Jake had no reply to that.

Strike that.

He had one. He just couldn’t give it to her.

Not now.

“I could see, in the beginning maybe. But seven years?” she asked.

He bent a knee, leaned deep and stretched a hand out, catching hers. “I have no answers for you, baby,” he told her gently, none of these words sitting well because they meant he’d lied to her gently. “And, it sucks but she’s gone. This is clearly fuckin’ with your head but you gotta let it go because with her gone, you’re never gonna get those answers. Just settle in that it was whatever it was and she made it so we have each other now.”

“We have each other now,” she whispered.

“Yeah.”

Her hand turned in his so she could curl her fingers around and she held tight.

And when she did, she held his eyes and kept whispering. “I’m glad, Jake.”

He held her back just as tight. “Me too, honey.”

She gave him a small smile.

And on that, Jake decided it was time to go. Her in this mood made him want to find creative ways to guide her out of it and he knew which way that creativity would go.

He was not Boston Stone.

In the beginning, the minute he saw her in her big black hat and big black shades at the funeral, he’d felt the urge, definitely. A woman like that, few men wouldn’t.

Then again, he’d felt the urge long before that seeing her pictures, reading her letters, listening to Lydie talk about her.

He didn’t know about the will at the funeral but he knew where Lydie was leaning, what she wanted. She never said it flat out but that didn’t mean she didn’t make the message abundantly clear and she did this repeatedly.
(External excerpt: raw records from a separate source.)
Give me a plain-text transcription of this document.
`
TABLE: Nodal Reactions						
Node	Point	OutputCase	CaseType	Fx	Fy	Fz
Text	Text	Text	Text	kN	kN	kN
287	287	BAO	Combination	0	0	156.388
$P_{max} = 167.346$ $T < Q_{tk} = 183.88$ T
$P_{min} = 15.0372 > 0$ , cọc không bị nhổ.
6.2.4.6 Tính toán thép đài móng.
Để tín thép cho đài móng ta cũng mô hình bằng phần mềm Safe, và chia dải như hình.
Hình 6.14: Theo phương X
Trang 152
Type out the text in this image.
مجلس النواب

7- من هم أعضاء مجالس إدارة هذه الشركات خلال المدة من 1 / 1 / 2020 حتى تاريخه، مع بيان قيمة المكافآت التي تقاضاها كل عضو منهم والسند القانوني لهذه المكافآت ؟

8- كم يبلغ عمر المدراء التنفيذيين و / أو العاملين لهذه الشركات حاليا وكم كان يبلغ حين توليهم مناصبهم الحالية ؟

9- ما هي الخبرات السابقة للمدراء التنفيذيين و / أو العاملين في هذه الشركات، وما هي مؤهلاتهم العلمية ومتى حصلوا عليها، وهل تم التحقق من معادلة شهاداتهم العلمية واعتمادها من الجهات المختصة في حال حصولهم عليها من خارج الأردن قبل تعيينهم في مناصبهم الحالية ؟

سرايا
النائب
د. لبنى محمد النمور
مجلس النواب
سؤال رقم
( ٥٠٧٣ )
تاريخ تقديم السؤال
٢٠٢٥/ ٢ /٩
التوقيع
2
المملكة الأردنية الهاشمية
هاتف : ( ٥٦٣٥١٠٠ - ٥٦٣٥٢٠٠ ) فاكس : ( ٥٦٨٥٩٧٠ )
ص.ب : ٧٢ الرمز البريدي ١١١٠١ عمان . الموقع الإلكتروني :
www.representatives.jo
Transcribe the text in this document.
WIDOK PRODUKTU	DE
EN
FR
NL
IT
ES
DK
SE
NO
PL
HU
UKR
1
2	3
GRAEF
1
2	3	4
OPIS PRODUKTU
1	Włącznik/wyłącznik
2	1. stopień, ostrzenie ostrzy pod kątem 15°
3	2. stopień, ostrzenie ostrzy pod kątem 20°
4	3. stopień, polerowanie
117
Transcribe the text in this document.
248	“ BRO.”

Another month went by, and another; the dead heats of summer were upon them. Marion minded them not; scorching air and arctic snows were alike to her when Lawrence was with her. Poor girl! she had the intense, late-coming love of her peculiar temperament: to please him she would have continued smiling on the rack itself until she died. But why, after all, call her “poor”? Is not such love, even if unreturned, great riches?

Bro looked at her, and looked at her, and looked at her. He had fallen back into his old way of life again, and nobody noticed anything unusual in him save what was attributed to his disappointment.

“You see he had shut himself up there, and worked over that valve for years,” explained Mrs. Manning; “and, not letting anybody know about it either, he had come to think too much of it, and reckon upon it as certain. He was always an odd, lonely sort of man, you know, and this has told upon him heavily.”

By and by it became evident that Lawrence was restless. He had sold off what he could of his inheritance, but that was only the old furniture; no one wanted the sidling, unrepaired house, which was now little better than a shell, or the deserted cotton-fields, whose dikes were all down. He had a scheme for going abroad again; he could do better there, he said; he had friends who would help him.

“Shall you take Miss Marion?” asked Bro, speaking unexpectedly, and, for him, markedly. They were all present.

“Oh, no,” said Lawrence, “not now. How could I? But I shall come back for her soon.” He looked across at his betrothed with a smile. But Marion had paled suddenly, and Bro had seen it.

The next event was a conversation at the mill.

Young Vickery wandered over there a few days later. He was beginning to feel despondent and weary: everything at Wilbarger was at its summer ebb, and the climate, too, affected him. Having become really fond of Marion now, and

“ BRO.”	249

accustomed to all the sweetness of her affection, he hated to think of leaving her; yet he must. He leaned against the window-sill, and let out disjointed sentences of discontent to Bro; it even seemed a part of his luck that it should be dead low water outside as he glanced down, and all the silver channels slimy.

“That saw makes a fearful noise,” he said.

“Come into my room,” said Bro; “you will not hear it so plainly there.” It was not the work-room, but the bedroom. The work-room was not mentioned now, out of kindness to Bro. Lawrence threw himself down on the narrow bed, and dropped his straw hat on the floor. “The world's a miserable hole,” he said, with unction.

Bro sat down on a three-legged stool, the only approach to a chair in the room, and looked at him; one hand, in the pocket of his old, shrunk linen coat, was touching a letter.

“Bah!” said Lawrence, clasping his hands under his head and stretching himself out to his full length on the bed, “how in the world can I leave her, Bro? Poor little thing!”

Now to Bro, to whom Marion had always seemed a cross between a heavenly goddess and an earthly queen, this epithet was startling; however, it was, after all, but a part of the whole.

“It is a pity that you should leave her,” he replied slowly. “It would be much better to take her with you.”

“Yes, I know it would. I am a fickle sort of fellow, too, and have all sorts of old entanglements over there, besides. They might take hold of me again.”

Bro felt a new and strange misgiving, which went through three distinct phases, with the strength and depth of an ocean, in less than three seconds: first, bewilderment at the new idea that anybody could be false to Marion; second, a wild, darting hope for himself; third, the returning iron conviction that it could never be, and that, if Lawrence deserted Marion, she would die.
But Jake didn’t figure Josie would want anything to do with a guy like him.

He knew differently in the parking lot at the club when he let her off the hook, telling her his tastes for women leaned elsewhere.

He didn’t lie. He liked big hair. He liked big tits. And he didn’t mind his women showing skin.

That said, he also liked ass and legs and curves in all the right places and high heels and melodic voices and thick blonde hair and big blue eyes and pretty much everything that made up her package.

She’d surprised him by exposing she’d go there.